Nothing
#' Semiparametric score function for distance-based kernel and continuous outcome.
#'
#' Description of the semiparametric score function for distance-based kernel function and continuous outcome.
#'
#' This is the main function that calculates the p-value associated with a semiparametric kernel test
#' of association between the kernel and continuous outcome variable. A null model (where the kernel is not
#' associated with the outcome) is initially fit. Then, the variance of
#' \eqn{Y_{i}|X_{i}}{Y_i | X_i} is used as the basis for the
#' score test,
#' \deqn{S\left(\rho\right) = \frac{Q_{\tau}\left(\hat{\beta_0},\rho\right)-\mu_Q}{\sigma_Q}.}{S(rho) = (Q_tau(beta_0, rho)-mu_Q) / (sigma_Q).}
#' However,
#' because \eqn{\rho}{rho} disappears under the null hypothesis, we run a grid search over a range of values of \eqn{\rho}{rho} (the bounds
#' of which were derived by Liu et al. in 2008).
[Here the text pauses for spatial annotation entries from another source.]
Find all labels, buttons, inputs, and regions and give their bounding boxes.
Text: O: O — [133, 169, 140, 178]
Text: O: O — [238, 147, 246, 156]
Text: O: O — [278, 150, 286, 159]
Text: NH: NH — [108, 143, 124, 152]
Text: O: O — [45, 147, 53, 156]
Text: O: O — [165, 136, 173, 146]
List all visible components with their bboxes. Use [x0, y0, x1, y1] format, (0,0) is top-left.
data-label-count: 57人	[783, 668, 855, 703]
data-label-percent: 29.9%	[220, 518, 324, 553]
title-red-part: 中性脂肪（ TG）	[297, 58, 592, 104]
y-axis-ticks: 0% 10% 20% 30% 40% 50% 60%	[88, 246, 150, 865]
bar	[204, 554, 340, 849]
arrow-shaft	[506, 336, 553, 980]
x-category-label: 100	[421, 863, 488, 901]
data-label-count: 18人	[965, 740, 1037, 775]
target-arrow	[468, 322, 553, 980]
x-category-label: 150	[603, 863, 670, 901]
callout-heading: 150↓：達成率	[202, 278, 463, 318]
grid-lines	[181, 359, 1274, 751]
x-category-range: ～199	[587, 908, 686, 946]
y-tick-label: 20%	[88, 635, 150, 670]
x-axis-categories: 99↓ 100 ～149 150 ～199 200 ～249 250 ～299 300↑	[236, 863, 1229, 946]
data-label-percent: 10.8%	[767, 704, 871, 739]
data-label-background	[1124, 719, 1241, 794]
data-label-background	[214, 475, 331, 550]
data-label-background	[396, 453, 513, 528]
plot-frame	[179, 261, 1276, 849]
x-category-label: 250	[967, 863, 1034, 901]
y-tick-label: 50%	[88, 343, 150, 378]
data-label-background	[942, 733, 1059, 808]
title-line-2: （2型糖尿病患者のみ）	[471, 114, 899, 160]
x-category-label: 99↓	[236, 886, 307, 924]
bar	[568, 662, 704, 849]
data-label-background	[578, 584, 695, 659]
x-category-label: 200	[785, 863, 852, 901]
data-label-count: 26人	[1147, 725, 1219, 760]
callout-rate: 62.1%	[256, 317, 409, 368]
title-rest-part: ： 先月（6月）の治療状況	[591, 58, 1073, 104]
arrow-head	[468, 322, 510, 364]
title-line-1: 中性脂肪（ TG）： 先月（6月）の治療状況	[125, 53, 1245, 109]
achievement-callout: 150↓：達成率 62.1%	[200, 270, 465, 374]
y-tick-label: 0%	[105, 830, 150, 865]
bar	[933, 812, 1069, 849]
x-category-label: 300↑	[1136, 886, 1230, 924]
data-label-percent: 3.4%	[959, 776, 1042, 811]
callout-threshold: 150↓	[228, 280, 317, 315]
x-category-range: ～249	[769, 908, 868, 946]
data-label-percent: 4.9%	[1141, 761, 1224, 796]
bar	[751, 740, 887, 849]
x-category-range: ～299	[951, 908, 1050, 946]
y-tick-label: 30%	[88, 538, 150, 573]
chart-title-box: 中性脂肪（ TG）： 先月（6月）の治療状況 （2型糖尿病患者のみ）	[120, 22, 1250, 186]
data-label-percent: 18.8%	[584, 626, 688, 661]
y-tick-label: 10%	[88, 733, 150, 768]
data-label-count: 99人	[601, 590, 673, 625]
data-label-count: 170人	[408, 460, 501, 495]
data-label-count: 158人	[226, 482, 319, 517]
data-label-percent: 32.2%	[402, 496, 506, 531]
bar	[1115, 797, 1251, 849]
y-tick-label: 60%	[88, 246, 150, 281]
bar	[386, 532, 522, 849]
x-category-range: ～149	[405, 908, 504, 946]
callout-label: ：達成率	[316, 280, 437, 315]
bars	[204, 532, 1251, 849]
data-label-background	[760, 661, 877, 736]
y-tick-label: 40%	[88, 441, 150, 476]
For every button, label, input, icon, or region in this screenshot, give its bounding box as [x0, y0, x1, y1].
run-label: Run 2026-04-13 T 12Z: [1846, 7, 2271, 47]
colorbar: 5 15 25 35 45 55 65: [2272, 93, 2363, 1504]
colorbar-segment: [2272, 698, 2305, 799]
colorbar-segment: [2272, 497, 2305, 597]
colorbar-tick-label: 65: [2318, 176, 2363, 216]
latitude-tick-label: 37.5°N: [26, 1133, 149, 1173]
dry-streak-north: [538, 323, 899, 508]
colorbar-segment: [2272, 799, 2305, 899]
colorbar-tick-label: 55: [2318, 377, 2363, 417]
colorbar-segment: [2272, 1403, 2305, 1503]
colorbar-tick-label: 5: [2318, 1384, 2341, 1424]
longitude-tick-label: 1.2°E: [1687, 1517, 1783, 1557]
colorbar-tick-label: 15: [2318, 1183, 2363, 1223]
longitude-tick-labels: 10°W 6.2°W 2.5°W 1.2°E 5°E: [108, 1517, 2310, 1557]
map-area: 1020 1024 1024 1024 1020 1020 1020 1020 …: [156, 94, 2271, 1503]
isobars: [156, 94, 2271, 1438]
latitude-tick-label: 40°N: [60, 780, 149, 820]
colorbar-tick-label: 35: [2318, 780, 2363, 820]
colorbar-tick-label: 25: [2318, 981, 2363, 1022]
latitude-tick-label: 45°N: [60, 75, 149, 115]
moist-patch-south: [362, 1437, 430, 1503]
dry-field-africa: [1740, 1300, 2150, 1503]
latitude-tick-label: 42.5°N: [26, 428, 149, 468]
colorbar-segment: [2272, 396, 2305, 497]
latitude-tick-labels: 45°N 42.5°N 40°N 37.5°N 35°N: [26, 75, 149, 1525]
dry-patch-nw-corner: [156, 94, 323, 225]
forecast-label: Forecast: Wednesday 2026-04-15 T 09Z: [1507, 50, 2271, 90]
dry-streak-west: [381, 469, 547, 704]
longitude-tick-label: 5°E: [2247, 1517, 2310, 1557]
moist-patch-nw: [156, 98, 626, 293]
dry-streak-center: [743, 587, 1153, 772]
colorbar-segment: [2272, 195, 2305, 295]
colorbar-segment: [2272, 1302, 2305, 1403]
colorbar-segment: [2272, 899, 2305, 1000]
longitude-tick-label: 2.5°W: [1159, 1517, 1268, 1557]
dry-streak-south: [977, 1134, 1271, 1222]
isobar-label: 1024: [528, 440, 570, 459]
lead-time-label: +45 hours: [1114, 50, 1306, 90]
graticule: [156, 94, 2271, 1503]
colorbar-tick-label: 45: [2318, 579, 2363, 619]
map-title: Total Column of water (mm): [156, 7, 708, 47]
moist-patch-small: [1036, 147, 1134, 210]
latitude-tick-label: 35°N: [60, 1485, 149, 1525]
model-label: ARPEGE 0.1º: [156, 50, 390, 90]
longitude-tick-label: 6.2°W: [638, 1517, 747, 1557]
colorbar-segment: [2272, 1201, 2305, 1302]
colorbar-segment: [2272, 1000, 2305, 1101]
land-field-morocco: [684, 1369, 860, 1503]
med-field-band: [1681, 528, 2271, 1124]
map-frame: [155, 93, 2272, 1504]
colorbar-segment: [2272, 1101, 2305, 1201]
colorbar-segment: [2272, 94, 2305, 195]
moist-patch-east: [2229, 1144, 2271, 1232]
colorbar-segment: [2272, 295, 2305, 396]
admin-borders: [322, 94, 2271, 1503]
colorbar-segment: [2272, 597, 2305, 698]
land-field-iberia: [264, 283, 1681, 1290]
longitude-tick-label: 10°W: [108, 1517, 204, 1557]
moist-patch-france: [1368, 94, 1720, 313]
This grid search gets the upper bound for the score test's p-value.
#' This function is tailored for the underlying model
#' \deqn{y_{i} = x_{i}^{T}\beta + h\left(z_{i}\right) + e_{i},}{y_i = x_i^T beta + h(z_i) + e_i,}
#' where \eqn{h\left(\cdot\right)}{h(.)} is
#' the kernel function, \eqn{z_{i}}{z_i} is a multidimensional array of variables, \eqn{x_{i}}{x_i} is a vector or matrix of covariates, \eqn{\beta}{beta} is a vector
#' of regression coefficients, and \eqn{y_{i}}{y_i} is a continuous outcome taking values in the real numbers.
#'
#' @param outcome a numeric vector containing the continuous outcome variable (in the same ID order as dist_mat)
#' @param covars a data frame containing the covariates to be modeled parametrically (should NOT include an ID variable)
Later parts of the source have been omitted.